À la veille du premier budget présenté par le gouvernement Trudeau, Bombardier se montre à nouveau bien peu reconnaissant en retour des fonds publics qu’elle entend recevoir de Québec pour son programme CSeries... et qu’elle espère recevoir du fédéral.


Le Globe and Mail rapporte en effet que Bombardier chercherait à délocaliser une partie de la production de son programme Q400 vers la Chine et le Mexique. Ce qui ferait perdre un autre 200 emplois, cette fois-ci, dans la région torontoise.


En échange du 1,3 milliards de dollars en fonds publics (empruntés de surcroît) par le gouvernement Couillard en soutien à Bombardier pour son programme CSeries, Bombardier supprimerait pourtant déjà des milliers d’emplois.


Sacrifiés sur le même autel, les anciens employés d’Aveos en savent péniblement quelque chose.


Résultat: l’automne dernier, dès l’annonce de l’«entente» négociée entre Bombardier et le gouvernement Couillard, le chef péquiste Pierre Karl Péladeau et François Legault la qualifiaient en choeur de «mauvaise» pour le Québec. Le premier ministre Philippe Couillard, selon eux, s’était fait avoir comme un «enfant d’école» en «culottes courtes».


D’où leur demande : renégocier l'entente. Ou, en d'autres termes, comment peut-on offrir autant de fonds publics à Bombardier – en pleine «austérité» en plus -, sans s’assurer de protéger au moins les emplois existants?


Comme je l’écrivais ici en octobre dernier, le dossier est également miné par l’apparence d’un possible conflit d’intérêts politique:


«Ces fonds publics empruntés seraient gérés par Investissement Québec. Et par un heureux hasard, le CA de ladite société en commandites sera présidé par l’ex-premier ministre libéral Daniel Johnson qui, sur le site web de Bombardier, est également listé comme son avocat-conseil.
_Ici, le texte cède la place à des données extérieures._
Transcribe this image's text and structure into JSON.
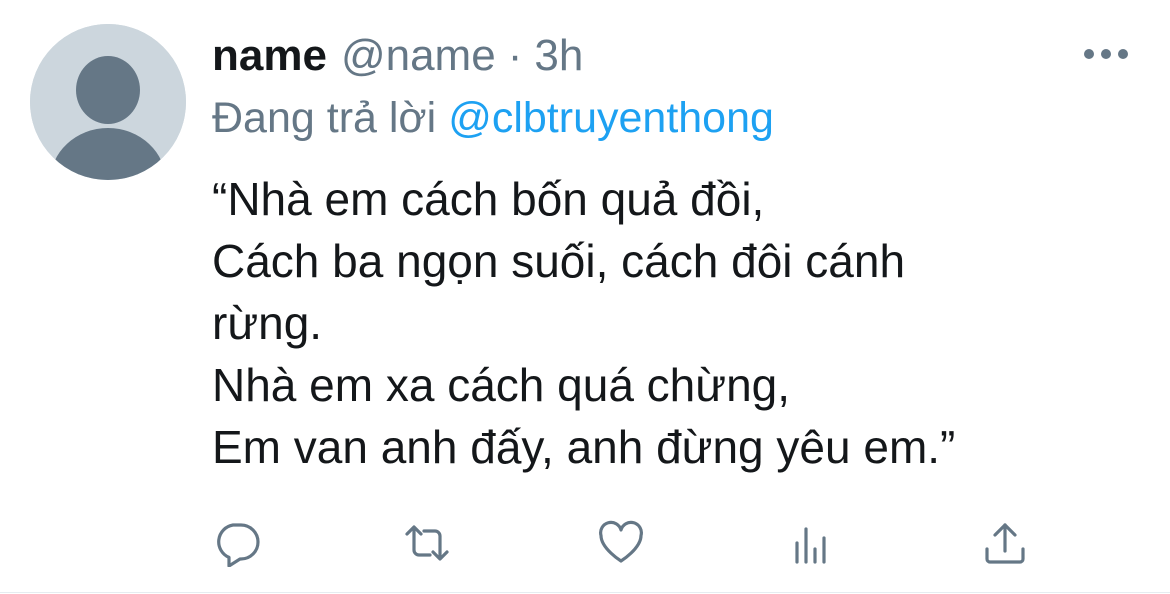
{
  "tweet": {
    "display_name": "name",
    "handle": "@name",
    "separator": "·",
    "time": "3h",
    "reply_prefix": "Đang trả lời",
    "reply_to": "@clbtruyenthong",
    "lines": [
      "“Nhà em cách bốn quả đồi,",
      "Cách ba ngọn suối, cách đôi cánh",
      "rừng.",
      "Nhà em xa cách quá chừng,",
      "Em van anh đấy, anh đừng yêu em.”"
    ]
  },
  "icons": {
    "avatar": "default-avatar-icon",
    "more": "more-options-icon",
    "reply": "reply-icon",
    "retweet": "retweet-icon",
    "like": "heart-icon",
    "analytics": "analytics-icon",
    "share": "share-icon"
  },
  "colors": {
    "text": "#14171a",
    "secondary": "#657786",
    "link": "#1da1f2",
    "avatar_bg": "#ccd6dd",
    "avatar_fg": "#657786"
  }
}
Ce qui, l’an dernier, soulevait d’ailleurs déjà des questions alors qu’il présidait bénévolement le comité de transition du nouveau gouvernement Couillard tout en étant membre du CA de Bombardier – une compagnie, comme tant d'autres, en constante quête de contrats ou de subventions publics. Le Journal de Montréal rapportait également que l’ex-premier ministre possédait aussi «près de 150 000 actions différées de l'entreprise, qui valent plus d'un demi-million de dollars, selon le plus récent rapport annuel de la firme».»

Et comme si le vase ne débordait pas déjà suffisamment, le premier ministre Couillard, au lieu de négocier une meilleure entente, préfère accuser les partis d’opposition de «nuire» à l’économie québécoise par leurs critiques.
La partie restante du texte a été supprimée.